The convictions of the defendants are affirmed.
. The Honorable Robert G. Renner, United States District Judge, District of Minnesota.
. Some of the material before us, broadly read, might suggest Donald’s inclusion in Count III of the indictment. However, we presume at this juncture a reference only to Donald’s conviction on Count V.
. The preceding four (two one-eighth ounce sales occurred on June 12) cocaine purchases led to Lawrence’s convictions on the first four counts of distributing cocaine. Because Lawrence does not challenge the sufficiency of the evidence for these convictions in his appeal, we have limited our factual summary of those purchases to the extent they provide a backdrop to the events of July 9.
. A pen register is a device which, when properly attached to a telephone line, will record the telephone number being called and the length of the call. It does not intercept the substance of the call.
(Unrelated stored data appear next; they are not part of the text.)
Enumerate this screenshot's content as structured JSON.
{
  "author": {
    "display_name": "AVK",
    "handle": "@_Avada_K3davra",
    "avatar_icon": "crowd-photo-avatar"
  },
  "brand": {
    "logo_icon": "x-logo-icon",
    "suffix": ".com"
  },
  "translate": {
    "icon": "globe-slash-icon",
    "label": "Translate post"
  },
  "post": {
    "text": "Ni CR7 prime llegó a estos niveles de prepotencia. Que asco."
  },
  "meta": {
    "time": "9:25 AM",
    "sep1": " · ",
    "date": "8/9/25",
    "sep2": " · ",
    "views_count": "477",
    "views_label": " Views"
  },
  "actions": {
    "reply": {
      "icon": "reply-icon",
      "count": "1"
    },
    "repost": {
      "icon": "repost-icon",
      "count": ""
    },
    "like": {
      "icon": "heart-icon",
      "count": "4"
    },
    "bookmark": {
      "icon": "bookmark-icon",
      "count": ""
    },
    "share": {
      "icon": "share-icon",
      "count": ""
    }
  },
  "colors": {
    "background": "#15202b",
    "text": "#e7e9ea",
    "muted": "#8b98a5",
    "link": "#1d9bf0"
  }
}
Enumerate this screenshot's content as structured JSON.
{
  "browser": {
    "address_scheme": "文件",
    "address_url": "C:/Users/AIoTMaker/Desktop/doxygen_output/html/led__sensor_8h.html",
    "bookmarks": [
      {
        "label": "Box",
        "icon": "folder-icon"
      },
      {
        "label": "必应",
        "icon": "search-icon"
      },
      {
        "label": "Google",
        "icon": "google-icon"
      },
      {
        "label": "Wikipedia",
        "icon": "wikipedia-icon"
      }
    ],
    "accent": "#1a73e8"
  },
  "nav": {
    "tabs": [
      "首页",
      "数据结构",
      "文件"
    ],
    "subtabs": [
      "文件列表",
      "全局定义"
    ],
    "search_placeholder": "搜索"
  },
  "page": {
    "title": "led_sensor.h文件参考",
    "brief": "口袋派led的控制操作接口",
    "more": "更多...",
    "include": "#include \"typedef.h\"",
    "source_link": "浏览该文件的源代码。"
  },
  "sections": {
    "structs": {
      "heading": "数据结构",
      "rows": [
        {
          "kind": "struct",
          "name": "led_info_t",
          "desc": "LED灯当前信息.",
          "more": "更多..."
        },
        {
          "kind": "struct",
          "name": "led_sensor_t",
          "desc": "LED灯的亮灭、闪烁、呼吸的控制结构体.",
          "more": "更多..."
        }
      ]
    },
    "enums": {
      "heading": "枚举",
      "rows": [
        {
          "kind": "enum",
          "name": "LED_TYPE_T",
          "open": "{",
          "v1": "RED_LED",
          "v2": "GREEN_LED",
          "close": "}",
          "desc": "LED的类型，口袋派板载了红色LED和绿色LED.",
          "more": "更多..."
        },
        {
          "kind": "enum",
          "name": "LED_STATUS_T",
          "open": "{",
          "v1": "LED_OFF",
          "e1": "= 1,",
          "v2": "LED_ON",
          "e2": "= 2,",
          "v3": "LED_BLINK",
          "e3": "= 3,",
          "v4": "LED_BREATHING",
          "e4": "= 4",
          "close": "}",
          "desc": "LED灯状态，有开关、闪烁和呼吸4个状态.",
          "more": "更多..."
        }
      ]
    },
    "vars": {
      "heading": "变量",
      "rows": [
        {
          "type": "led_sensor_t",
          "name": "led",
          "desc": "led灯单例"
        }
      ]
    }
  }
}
. $2,225.00 was the purchase price of one ounce of cocaine. Fedora was to take the money to his source and return with two ounces of cocaine. Rainville would then pay for five ounces and Fedora would retreive the balance of four ounces.
. A search warrant was also obtained for Lawrence’s residence. However, no evidence seized in that search was introduced at trial and we are not here concerned with the validity of that search warrant.
. The length of the surveillance or the fact that the observation of the house was occasioned because the police followed Lawrence to the Benjamin Street address is of little moment. The warrant affidavit recited only events taking place on July 9. A fair review of the challenged portion does not give the reader the impression that the surveillance was of an ongoing nature.
. In our review of the district court’s decision on probable cause we note that the alleged falsehood in the warrant affidavit adds nothing to that finding. That portion simply explains why the police secured the premises prior to the issuance of a warrant. Defendants’ assertion that the language was included to portray the residence as a situs of drug transactions is unfounded. Hence, even had defendants satisfied their initial burden to compel a Franks hearing, setting the alleged falsity to one side, the warrant affidavit contained sufficient content to support a finding of probable cause and no hearing was required. See Franks, 438 U.S. at 171-72, 98 S.Ct. at 2684-85.
. A bindle is a folded piece of paper commonly used to package cocaine in amounts up to one gram.
. Triple-beam balances are often associated with the illegal sale of cocaine. They are commonly used to weigh the cocaine for later sale.
. Donald also challenges the sufficiency of the evidence to sustain his conviction under Count V of the indictment. This claim is meritless. The evidence that we have found sufficient to justify his warrantless arrest, together with the evidence seized from the Benjamin Street residence, was sufficient for the jury to conclude that he participated in the sale.
. The government also argues that the evidence was sufficient to convict the defendants on the theory of aiding and abetting, 18 U.S.C. § 2, which was also charged in Count VI of the indictment. The only aiding and abetting jury instruction, however, referred solely to the distribution charges (Counts I through V). Because we have found the evidence sufficient for the jury to convict each defendant of possession, a charge on which the jury was properly instructed, we do not reach the question of whether the defendants’ convictions could rest on an aiding and abetting theory. See United States v. Wilson, 657 F.2d 755, 762-63 (5th Cir. Unit A 1981), cert. denied, 455 U.S. 951, 102 S.Ct. 1456, 71 L.Ed.2d 667 (1982); United States v. Martin, 747 F.2d 1404, 1407 (11th Cir.1984).